Mast cells are activated by antigen crosslinking of IgE-bound high-affinity receptor for IgE (FcεRI) receptors, and aggregation of these receptors results in rapid phosphorylation of tyrosine residues in the ITAMs of β and γ chains by lyn kinase, which leads to recruitment and activation of spleen tyrosine kinase (syk) and fyn. Selleck MLN0128 Both fyn and syk phosphorylate downstream targets, leading to calcium mobilization,
degranulation, arachidonic acid metabolization, and cytokine and chemokine gene transcription 9, 10. As opposed to activation, desensitization is a process in which mast cells are rendered hypo-responsive to an activating challenge, either by exposure to low antigen doses in calcium-depleted conditions 11 or by exposure to incremental
doses of antigen, in the presence of calcium 12, 13. Calcium-depleted conditions cannot be applied to human desensitizations, and few studies have addressed physiological desensitizations, since events occurring in the absence of extracellular calcium may not reflect the same pathways DAPT in vivo as those occurring in the presence of calcium 14. Internalization of FcεRI through progressive crosslinking at low levels of antigen has been postulated as the likely mechanism for cell-surface depletion of IgE and cellular unresponsiveness to specific activating doses of allergen 12. Depletion of molecular targets of activation such as syk has been shown in prolonged antigen desensitization, indicating a universal rather than specific desensitization 15. Based on our previous study 16, we report here a model of mouse BM-derived mast cell (BMMCs) specific rapid desensitization to DNP and OVA antigens in the presence of physiologic levels of calcium. Increasing doses of antigen delivered at fixed time intervals induced a highly specific and prolonged hypo-responsiveness to triggering doses of the desensitizing antigen.

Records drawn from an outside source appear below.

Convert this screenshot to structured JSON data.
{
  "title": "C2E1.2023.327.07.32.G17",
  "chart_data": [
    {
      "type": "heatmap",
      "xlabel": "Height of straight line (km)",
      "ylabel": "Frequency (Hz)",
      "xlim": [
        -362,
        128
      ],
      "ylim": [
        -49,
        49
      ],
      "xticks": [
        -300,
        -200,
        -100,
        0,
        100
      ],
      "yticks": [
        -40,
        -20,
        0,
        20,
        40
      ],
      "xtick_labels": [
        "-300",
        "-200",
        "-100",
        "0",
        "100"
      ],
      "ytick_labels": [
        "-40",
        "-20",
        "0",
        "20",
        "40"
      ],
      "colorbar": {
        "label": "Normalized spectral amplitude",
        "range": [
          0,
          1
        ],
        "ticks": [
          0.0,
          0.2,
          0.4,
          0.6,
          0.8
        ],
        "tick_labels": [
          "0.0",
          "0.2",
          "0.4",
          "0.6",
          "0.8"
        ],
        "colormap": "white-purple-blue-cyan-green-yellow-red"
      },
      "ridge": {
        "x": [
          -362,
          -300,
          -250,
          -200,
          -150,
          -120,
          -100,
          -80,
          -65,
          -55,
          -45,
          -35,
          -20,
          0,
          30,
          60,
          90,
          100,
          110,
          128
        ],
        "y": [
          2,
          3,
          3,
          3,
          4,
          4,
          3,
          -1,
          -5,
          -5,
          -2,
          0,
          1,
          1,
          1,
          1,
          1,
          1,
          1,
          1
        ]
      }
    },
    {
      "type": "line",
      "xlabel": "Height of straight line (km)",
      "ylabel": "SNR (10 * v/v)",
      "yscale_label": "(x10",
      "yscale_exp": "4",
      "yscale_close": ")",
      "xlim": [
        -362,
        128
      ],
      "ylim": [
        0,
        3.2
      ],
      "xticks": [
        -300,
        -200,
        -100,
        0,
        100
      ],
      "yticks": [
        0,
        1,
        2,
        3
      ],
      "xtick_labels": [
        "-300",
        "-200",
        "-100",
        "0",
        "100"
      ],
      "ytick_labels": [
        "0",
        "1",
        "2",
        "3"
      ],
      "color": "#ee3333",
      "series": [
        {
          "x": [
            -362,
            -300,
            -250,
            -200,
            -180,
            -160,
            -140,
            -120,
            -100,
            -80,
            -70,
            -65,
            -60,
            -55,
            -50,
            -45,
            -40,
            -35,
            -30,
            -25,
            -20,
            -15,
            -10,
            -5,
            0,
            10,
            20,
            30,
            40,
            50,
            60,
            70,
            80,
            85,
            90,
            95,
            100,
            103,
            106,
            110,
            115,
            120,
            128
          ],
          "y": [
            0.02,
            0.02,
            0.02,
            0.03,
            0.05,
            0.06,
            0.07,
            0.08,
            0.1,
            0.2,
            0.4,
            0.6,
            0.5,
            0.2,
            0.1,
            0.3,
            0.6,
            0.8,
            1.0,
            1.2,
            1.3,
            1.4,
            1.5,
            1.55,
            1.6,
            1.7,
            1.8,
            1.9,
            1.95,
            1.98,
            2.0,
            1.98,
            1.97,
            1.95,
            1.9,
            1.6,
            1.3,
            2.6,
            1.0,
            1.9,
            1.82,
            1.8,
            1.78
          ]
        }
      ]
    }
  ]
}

Mast cells desensitized to DNP or OVA demonstrated almost complete inhibition of β-hexosaminidase and pre-formed TNF-α release, calcium flux and arachidonic acid metabolization. They did not release significant amounts of newly generated IL-6 or TNF-α and failed to phosphorylate STAT6 and p38 MAPK. When sensitized to both DNP and OVA antigens, DNP-desensitized cells responded fully to OVA and vice versa. Most importantly, Lepirudin specific rapid desensitization targeted the internalization of antigen/IgE/FcεRI complexes since antigen-specific IgE bound to the α chain of the FcεRI remained at the membrane level. This model may provide support for the specificity and effectiveness of human desensitizations. In order to compare single-dose antigen delivery (activation) with sequential cumulative doses (rapid desensitization), we first assessed the dose response curve to DNP-human serum albumin conjugated (DNP-HSA) antigen, by β-hexosaminidase release, with cells sensitized with anti-DNP IgE (see Fig. 1A).